Lingo & GAIA: Transforming Autonomous Driving with Large Language Models and Generative AI
In this talk, I will present LINGO and GAIA, two recent models developed at Wayve. LINGO is a pioneering open-loop driving commentator that utilises natural language processing to interpret and articulate driving scenes. Its unique “show and tell” feature employs referential segmentation to visually highlight areas of interest within a scene, enhancing the model’s interaction with its environment. This capability significantly advances autonomous vehicles (AV) by improving accuracy in describing surroundings, addressing model hallucinations, and bolstering safety communication. By integrating vision, language, and action, LINGO represents a critical step towards Vision-Language-Action Models (VLAMs), aiming for human-like communication and trustworthiness in AV technology.
GAIA is an advanced generative world model designed to simulate realistic driving scenarios.

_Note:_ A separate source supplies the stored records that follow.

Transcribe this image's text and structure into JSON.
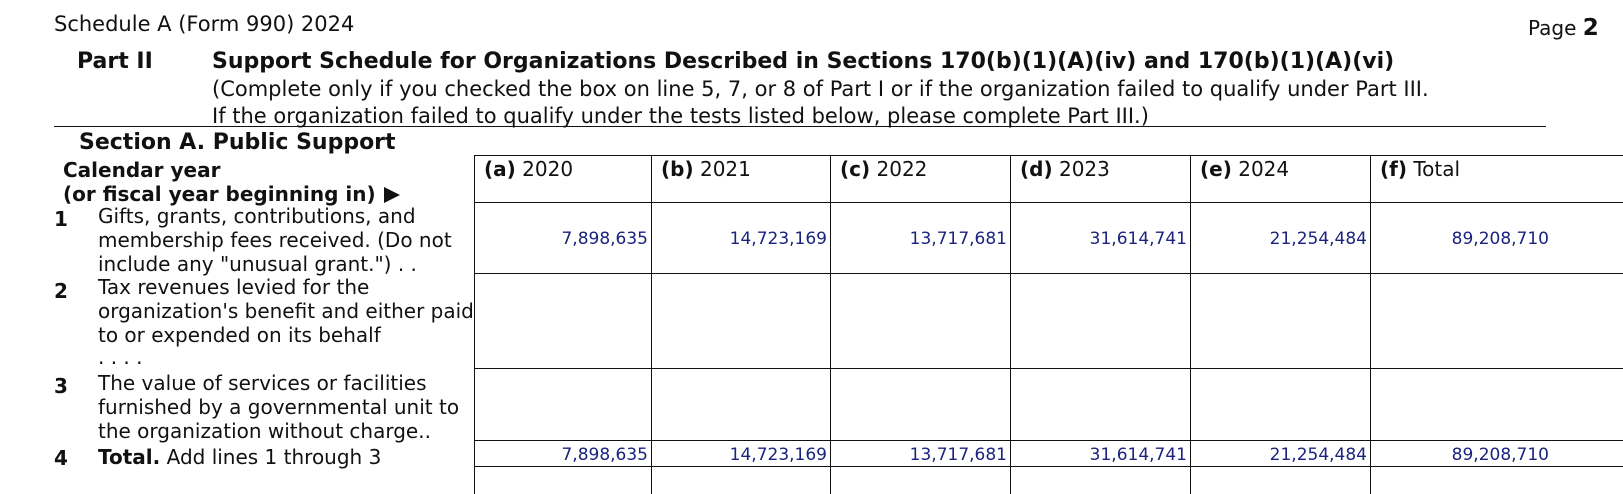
{
  "header": {
    "form_name": "Schedule A (Form 990) 2024",
    "page_label": "Page",
    "page_number": "2"
  },
  "part": {
    "label": "Part II",
    "title": "Support Schedule for Organizations Described in Sections 170(b)(1)(A)(iv) and 170(b)(1)(A)(vi)",
    "note_line1": "(Complete only if you checked the box on line 5, 7, or 8 of Part I or if the organization failed to qualify under Part III.",
    "note_line2": "If the organization failed to qualify under the tests listed below, please complete Part III.)"
  },
  "section": {
    "title": "Section A. Public Support"
  },
  "table": {
    "row_header_line1": "Calendar year",
    "row_header_line2": "(or fiscal year beginning in)",
    "columns": [
      {
        "letter": "(a)",
        "label": "2020"
      },
      {
        "letter": "(b)",
        "label": "2021"
      },
      {
        "letter": "(c)",
        "label": "2022"
      },
      {
        "letter": "(d)",
        "label": "2023"
      },
      {
        "letter": "(e)",
        "label": "2024"
      },
      {
        "letter": "(f)",
        "label": "Total"
      }
    ],
    "lines": [
      {
        "number": "1",
        "text_lines": [
          "Gifts, grants, contributions, and",
          "membership fees received. (Do not",
          "include any \"unusual grant.\")  .   ."
        ],
        "values": [
          "7,898,635",
          "14,723,169",
          "13,717,681",
          "31,614,741",
          "21,254,484",
          "89,208,710"
        ]
      },
      {
        "number": "2",
        "text_lines": [
          "Tax revenues levied for the",
          "organization's benefit and either paid",
          "to or expended on its behalf",
          ".   .   .   ."
        ],
        "values": [
          "",
          "",
          "",
          "",
          "",
          ""
        ]
      },
      {
        "number": "3",
        "text_lines": [
          "The value of services or facilities",
          "furnished by a governmental unit to",
          "the organization without charge.."
        ],
        "values": [
          "",
          "",
          "",
          "",
          "",
          ""
        ]
      },
      {
        "number": "4",
        "bold_lead": "Total.",
        "text_lines": [
          "Add lines 1 through 3"
        ],
        "values": [
          "7,898,635",
          "14,723,169",
          "13,717,681",
          "31,614,741",
          "21,254,484",
          "89,208,710"
        ]
      }
    ]
  }
}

It leverages video, text, and action inputs to build representations of the environment and its future dynamics, enhancing AV decision-making and safety. Comprising an image encoder and a 6.5 billion parameter autoregressive transformer trained on extensive driving data, GAIA showcases scalability and superior video generation quality. Its ability to adjust scene features like weather and time, alongside predicting diverse futures and interactions with other agents, positions GAIA as a valuable tool for AV development.
Remi Tachet des Combes is a senior applied scientist at Wayve, a UK-based startup specialising in the development of artificial intelligence systems for self-driving vehicles. There, he focuses on world modelling and representation learning for autonomy, with the ultimate goal of solving Embodied AI. Prior to Wayve, Remi was a principal researcher at Microsoft Research where he made several contributions to the fields of reinforcement learning and deep learning. Remi holds a PhD in applied mathematics, and has worked at the MIT Senseable City lab, studying the impact and benefits of technology on urban planning.